Green Mountain Idyll

Hayden Carruth (1921-2008)

Honey    I’d split your kindling

clean & bright

& fine

if you was mine

baby baby

I’d taken to you like my silky hen

my bluetick bitch my sooey sow

my chipmunk    my finchbird

& my woodmouse

if you was living at my house

I’d mulch your strawberries & cultivate

your potato patch

all summer long

& then in winter

come thirty below and the steel-busting weather

I’d tune your distributor & adjust

your carburetor

if me & you was together

be it sunshine be it gloom

summer or the mean mud season

honey I’d kiss you

every morningtime

& evenings I’d hurry

to get shut of the barn chores early

& then in the dark of the night

I’d stand at the top of the stairs & hold the light

for you for you

if you’d sleep in my room

& when old crazy come down the mountain after you

with his big white pecker in his hand

you would only holler

& from the sugar house

the mow    the stable

or wherever I’m at

I’d come    god I’d come running to you

like a turpentined cat

only in our bed

honey

no hurting

but like as if it was

git- music

or new-baked bread

I’d fuck so easy

sweet-talking & full of love

if you was just my daisy

& my dove

* * *

English Department professor Meredith Martin writes:

I was startled to hear that Carruth passed away in September.

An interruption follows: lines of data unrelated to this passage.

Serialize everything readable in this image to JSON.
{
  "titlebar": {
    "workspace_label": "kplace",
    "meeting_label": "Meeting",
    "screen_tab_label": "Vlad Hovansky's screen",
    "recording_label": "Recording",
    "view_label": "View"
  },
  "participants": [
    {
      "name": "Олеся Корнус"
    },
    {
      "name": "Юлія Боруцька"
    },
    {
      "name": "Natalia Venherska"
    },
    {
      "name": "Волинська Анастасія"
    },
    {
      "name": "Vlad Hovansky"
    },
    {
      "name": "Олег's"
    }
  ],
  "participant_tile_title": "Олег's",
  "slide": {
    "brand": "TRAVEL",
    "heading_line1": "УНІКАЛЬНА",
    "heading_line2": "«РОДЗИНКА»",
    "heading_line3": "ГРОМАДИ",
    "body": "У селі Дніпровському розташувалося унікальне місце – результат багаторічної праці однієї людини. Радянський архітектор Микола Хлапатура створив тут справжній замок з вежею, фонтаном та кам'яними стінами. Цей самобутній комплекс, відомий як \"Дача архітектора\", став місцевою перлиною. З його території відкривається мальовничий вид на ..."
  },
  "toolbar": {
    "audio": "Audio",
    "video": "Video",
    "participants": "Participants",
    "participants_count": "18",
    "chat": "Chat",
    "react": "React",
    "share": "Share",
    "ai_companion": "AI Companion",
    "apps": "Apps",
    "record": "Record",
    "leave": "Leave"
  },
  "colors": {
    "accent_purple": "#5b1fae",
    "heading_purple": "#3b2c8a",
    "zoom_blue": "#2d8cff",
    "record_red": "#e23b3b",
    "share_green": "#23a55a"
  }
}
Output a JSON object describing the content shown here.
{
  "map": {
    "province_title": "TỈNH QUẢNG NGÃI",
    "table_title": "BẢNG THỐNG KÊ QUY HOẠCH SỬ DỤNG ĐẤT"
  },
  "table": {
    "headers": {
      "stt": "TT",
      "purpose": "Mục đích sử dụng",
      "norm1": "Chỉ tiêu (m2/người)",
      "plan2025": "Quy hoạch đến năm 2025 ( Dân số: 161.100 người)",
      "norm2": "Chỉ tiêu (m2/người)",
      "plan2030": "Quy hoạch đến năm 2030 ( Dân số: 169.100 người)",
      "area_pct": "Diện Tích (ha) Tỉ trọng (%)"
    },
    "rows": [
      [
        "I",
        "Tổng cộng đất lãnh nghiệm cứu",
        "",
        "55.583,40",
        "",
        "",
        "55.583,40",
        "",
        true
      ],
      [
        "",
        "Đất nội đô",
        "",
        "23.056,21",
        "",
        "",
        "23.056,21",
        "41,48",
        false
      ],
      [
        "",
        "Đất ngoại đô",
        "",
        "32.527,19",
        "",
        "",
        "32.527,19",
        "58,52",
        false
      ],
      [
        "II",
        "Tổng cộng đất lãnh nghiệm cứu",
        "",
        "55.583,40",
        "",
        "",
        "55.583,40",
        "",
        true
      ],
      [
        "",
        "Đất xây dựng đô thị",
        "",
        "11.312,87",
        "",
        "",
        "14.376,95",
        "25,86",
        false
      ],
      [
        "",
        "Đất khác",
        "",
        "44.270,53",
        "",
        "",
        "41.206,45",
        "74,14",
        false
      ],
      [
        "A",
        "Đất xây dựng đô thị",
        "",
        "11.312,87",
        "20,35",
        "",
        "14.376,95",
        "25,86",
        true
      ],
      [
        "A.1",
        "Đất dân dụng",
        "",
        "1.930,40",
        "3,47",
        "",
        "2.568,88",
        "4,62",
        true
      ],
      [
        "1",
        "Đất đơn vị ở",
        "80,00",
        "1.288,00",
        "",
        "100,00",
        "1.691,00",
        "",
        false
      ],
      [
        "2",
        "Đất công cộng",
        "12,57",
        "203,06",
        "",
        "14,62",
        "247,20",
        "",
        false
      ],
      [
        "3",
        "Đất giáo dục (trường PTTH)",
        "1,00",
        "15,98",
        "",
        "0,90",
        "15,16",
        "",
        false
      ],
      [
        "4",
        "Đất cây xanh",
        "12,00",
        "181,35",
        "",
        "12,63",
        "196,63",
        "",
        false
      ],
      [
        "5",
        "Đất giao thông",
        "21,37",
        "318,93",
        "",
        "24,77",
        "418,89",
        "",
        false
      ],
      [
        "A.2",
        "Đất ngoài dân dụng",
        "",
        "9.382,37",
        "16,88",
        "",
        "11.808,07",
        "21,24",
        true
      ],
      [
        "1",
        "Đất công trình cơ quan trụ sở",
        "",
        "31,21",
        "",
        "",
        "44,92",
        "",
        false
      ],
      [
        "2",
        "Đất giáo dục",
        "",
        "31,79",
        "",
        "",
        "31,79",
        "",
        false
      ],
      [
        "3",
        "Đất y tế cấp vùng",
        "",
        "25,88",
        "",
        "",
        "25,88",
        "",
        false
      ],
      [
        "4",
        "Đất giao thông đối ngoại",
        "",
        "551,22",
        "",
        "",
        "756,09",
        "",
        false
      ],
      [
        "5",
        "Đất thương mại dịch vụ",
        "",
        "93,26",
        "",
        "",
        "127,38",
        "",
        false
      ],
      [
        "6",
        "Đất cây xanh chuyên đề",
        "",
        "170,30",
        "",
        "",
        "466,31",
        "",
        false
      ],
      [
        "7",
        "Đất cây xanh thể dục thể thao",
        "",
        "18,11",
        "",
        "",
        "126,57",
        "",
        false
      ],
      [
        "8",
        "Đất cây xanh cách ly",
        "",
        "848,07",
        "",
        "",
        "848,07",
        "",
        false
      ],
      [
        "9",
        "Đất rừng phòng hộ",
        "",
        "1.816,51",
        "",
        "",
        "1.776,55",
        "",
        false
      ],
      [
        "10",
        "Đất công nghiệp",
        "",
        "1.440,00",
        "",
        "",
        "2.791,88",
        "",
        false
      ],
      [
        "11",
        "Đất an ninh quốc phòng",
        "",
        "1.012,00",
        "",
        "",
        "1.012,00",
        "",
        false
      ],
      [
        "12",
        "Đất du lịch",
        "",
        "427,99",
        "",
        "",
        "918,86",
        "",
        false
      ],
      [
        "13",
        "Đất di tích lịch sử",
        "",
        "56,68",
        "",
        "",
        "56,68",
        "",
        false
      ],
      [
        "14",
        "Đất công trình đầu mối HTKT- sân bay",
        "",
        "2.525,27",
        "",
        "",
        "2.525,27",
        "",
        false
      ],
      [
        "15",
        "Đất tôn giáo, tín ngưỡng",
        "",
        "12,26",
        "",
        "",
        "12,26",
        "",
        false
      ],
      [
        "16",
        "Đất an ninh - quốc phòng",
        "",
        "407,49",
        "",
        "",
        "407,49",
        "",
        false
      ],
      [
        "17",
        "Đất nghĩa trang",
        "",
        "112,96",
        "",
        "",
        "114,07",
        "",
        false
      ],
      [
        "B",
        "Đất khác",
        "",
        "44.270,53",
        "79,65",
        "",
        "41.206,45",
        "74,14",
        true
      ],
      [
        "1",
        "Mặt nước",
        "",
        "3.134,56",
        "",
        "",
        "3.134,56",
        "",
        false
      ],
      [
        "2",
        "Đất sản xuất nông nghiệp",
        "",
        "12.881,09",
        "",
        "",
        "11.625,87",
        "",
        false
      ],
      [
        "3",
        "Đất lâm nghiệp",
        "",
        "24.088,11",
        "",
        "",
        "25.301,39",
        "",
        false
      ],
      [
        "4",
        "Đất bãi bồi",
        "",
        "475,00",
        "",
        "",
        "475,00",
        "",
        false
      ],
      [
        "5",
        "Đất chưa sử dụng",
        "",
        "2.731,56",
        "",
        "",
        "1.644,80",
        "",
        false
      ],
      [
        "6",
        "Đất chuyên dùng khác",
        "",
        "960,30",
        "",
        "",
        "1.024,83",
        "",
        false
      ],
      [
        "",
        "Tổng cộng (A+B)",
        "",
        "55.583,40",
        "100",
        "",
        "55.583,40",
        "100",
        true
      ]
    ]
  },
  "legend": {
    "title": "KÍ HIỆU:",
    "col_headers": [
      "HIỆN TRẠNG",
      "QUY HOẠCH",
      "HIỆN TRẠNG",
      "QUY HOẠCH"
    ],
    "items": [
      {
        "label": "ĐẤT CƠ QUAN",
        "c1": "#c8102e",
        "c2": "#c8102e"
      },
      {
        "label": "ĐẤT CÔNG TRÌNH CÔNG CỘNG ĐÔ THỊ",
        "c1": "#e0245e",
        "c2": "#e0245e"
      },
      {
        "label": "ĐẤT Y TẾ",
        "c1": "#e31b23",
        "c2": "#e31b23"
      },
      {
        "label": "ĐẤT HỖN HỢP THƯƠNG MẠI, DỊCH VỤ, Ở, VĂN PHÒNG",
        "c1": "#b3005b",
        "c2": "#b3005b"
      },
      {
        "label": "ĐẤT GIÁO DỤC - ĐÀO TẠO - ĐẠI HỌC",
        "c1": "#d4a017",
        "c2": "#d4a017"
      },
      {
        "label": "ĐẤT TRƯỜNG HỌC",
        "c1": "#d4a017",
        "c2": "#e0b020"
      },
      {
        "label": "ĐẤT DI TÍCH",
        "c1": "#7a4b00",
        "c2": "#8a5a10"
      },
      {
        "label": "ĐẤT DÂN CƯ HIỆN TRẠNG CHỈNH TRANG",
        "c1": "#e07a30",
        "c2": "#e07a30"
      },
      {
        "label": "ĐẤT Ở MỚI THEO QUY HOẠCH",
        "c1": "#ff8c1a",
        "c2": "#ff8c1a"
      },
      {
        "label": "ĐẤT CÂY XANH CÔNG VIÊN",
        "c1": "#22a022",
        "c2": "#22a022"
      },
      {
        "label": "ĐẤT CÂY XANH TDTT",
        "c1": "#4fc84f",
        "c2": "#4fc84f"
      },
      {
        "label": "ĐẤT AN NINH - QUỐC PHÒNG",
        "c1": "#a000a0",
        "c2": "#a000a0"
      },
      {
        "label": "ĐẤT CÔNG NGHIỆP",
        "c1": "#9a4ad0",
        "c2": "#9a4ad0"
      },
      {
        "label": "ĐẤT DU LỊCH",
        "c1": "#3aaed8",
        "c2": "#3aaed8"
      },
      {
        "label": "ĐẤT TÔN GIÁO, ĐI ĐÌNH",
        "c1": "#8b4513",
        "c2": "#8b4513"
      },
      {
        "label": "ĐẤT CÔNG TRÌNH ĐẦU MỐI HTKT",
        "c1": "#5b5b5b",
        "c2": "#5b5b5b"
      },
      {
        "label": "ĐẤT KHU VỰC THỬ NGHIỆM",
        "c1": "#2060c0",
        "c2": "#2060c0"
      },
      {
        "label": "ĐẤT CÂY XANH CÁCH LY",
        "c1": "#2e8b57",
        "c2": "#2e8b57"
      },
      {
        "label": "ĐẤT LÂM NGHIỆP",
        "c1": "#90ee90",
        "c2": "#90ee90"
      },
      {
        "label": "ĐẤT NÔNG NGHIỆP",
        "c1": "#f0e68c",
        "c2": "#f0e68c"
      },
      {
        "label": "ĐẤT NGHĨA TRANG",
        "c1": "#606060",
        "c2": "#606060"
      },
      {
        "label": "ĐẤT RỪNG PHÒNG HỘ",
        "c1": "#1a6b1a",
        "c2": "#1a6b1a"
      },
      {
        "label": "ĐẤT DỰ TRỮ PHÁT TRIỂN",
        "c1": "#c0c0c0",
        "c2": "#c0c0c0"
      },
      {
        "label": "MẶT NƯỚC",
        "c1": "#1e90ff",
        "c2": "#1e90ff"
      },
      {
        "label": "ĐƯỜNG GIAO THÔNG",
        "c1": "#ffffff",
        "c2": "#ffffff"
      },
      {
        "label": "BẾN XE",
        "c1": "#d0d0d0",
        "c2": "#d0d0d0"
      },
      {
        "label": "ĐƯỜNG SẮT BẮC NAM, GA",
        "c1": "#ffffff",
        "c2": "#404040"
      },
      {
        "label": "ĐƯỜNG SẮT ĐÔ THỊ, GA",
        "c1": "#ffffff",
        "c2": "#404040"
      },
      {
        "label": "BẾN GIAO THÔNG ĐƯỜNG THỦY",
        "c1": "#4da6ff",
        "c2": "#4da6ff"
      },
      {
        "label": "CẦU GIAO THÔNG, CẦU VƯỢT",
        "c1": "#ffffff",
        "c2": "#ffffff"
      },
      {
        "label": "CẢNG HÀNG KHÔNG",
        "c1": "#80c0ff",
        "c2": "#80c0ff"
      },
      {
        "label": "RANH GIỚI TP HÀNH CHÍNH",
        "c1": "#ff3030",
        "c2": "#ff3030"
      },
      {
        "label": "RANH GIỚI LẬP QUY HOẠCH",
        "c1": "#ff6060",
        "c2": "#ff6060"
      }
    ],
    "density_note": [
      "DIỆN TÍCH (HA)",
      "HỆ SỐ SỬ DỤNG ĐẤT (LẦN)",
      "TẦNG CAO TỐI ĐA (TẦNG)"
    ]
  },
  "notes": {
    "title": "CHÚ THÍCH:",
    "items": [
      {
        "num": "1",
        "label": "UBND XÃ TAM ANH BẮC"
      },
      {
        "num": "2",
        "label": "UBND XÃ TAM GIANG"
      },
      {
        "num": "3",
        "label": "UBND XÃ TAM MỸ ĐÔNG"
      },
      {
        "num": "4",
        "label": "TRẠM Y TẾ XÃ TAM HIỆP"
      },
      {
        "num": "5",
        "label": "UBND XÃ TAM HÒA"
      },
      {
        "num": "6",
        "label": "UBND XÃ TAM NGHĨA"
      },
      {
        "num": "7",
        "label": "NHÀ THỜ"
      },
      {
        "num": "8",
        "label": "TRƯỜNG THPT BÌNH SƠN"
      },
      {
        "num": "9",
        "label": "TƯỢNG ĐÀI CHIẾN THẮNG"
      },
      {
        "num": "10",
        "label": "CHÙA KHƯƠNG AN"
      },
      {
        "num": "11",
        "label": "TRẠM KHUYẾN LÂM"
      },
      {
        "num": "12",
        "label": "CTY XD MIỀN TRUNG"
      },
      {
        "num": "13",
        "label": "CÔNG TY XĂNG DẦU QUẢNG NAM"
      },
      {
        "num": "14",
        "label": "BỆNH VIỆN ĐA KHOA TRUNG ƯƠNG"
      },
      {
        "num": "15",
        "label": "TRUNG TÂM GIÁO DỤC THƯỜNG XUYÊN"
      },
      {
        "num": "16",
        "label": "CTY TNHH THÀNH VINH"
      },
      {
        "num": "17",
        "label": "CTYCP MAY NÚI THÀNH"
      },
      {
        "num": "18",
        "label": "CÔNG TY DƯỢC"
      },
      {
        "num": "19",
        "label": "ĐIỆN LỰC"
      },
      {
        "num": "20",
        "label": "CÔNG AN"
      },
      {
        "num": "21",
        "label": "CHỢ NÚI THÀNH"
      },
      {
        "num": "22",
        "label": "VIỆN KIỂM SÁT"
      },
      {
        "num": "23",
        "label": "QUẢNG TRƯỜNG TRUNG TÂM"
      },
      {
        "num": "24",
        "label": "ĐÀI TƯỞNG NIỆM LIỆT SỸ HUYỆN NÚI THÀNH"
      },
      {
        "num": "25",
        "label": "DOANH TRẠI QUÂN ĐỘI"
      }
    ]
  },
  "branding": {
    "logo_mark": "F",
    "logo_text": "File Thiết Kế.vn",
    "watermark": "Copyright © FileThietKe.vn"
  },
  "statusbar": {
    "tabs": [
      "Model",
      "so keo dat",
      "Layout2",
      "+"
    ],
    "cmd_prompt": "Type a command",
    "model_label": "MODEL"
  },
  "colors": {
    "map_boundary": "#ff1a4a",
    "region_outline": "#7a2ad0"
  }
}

Like Jack Gilbert, he is one of those 20th century poets who I had just begun to believe was really immortal. And he is immortal,  or at least I hope our critical attention to him will make him so. This poem is one of my favorite love poems — I love how it lurches  from image to image betraying how through all these tasks, this man wants to be doing something with his beloved and the tasks themselves transform into a kind of lovemaking. I don’t doubt the character — I never do, in Carruth’s poems — and though I’m not sure his lover is someone I could love, I find this poem teaches me to listen about the ways people perform affection and makes me think about how knowing that might be important.